Energy ministers of the two nations signed a memorandum of understanding in their meeting in London to expand cooperation in the civilian nuclear energy projects.
The state-run Korea Electric Power Corp. is in the running to buy a stake in the nuclear power station at the NuGen site at Moorside in the European country’s northwestern region.
Toshiba’s NuGen joint venture partner, Engie of France, pulled out of the project, leaving the Japanese firm searching for new investors.
KEPCO and China General Nuclear Power Corp. have expressed interests in bidding for the project.

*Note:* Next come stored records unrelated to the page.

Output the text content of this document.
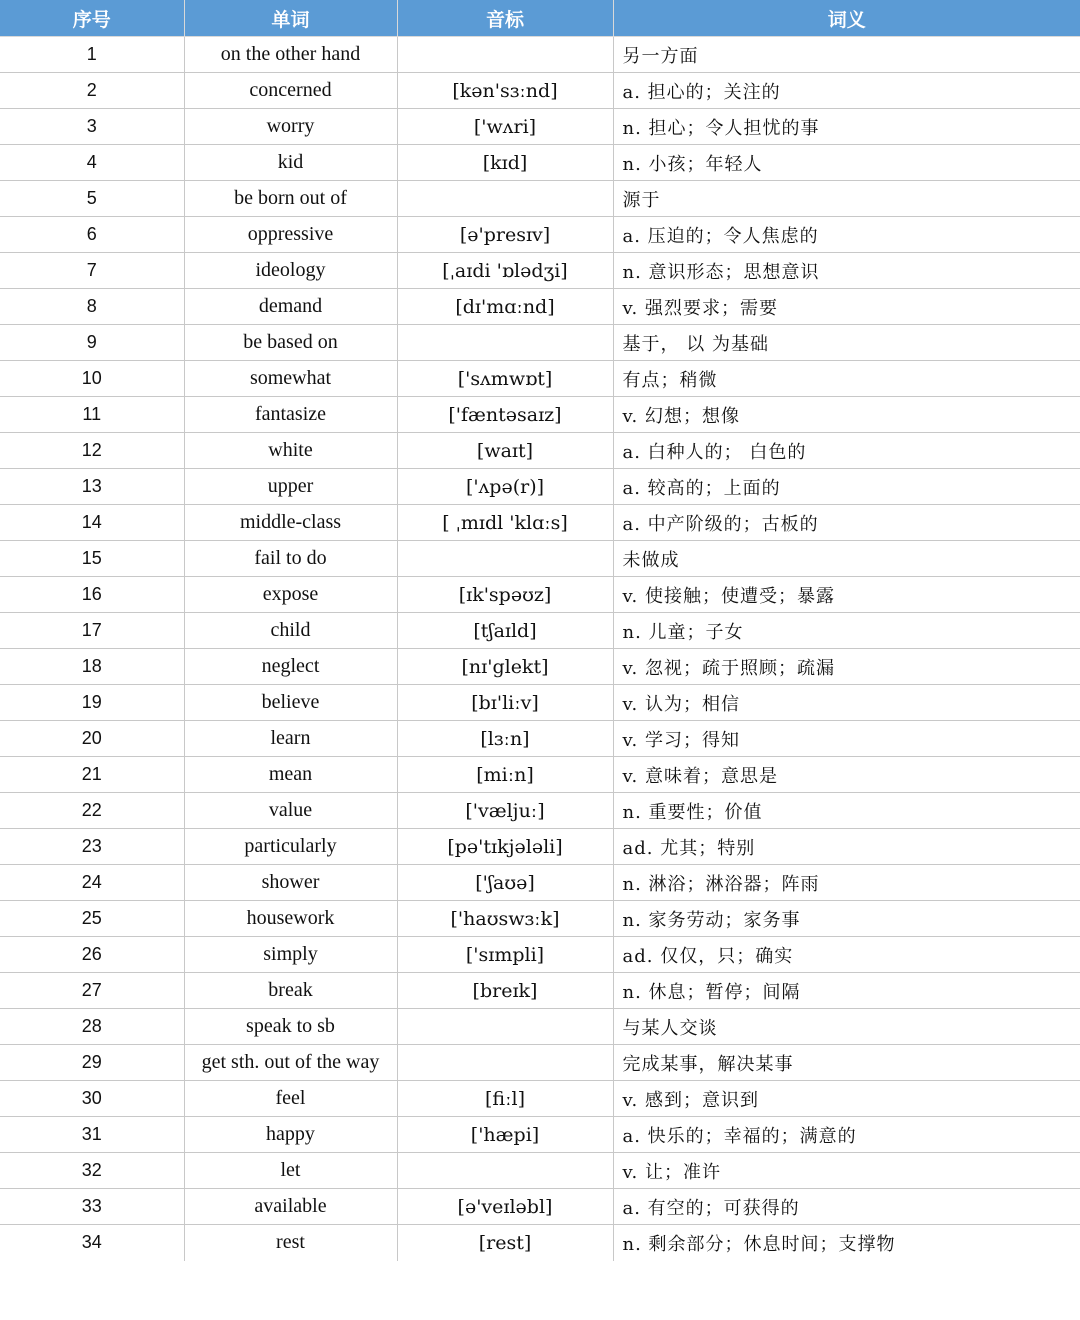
序号	单词	音标	词义
1	on the other hand		另一方面
2	concerned	[kən'sɜːnd]	a. 担心的；关注的
3	worry	['wʌri]	n. 担心；令人担忧的事
4	kid	[kɪd]	n. 小孩；年轻人
5	be born out of		源于
6	oppressive	[ə'presɪv]	a. 压迫的；令人焦虑的
7	ideology	[ˌaɪdi 'ɒlədʒi]	n. 意识形态；思想意识
8	demand	[dɪ'mɑːnd]	v. 强烈要求；需要
9	be based on		基于， 以 为基础
10	somewhat	['sʌmwɒt]	有点；稍微
11	fantasize	['fæntəsaɪz]	v. 幻想；想像
12	white	[waɪt]	a. 白种人的； 白色的
13	upper	['ʌpə(r)]	a. 较高的；上面的
14	middle-class	[ ˌmɪdl 'klɑːs]	a. 中产阶级的；古板的
15	fail to do		未做成
16	expose	[ɪk'spəʊz]	v. 使接触；使遭受；暴露
17	child	[tʃaɪld]	n. 儿童；子女
18	neglect	[nɪ'glekt]	v. 忽视；疏于照顾；疏漏
19	believe	[bɪ'liːv]	v. 认为；相信
20	learn	[lɜːn]	v. 学习；得知
21	mean	[miːn]	v. 意味着；意思是
22	value	['væljuː]	n. 重要性；价值
23	particularly	[pə'tɪkjələli]	ad. 尤其；特别
24	shower	['ʃaʊə]	n. 淋浴；淋浴器；阵雨
25	housework	['haʊswɜːk]	n. 家务劳动；家务事
26	simply	['sɪmpli]	ad. 仅仅，只；确实
27	break	[breɪk]	n. 休息；暂停；间隔
28	speak to sb		与某人交谈
29	get sth. out of the way		完成某事，解决某事
30	feel	[fiːl]	v. 感到；意识到
31	happy	['hæpi]	a. 快乐的；幸福的；满意的
32	let		v. 让；准许
33	available	[ə'veɪləbl]	a. 有空的；可获得的
34	rest	[rest]	n. 剩余部分；休息时间；支撑物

Paik Un-gyu, minister of trade, industry and energy, stressed that South Korea has 40 years of nuclear reactor development and operation expertise.
Greg Clark, secretary of state for business, energy and industrial strategy, welcomed the latest development and vowed the British government’s support for foreign investment in the project, the ministry said.
The Korea Hydro & Nuclear Power Co., the state nuclear operator under KEPCO, has also been considering a bid in the new project at Wylfa in Wales. Hitachi’s subsidiary Horizon Nuclear Power has applied for a license, with the hope of producing electricity by the mid-2020s.
The two sides discussed ways to expand cooperation in the nuclear decommissioning technology as South Korea is still at an early stage in this field, the ministry said.
The Seoul government has vowed to support local companies’ bids to export nuclear reactors overseas, in a move to ease concerns that the domestic nuclear phase-out plan could adversely affect efforts to newly secure contracts.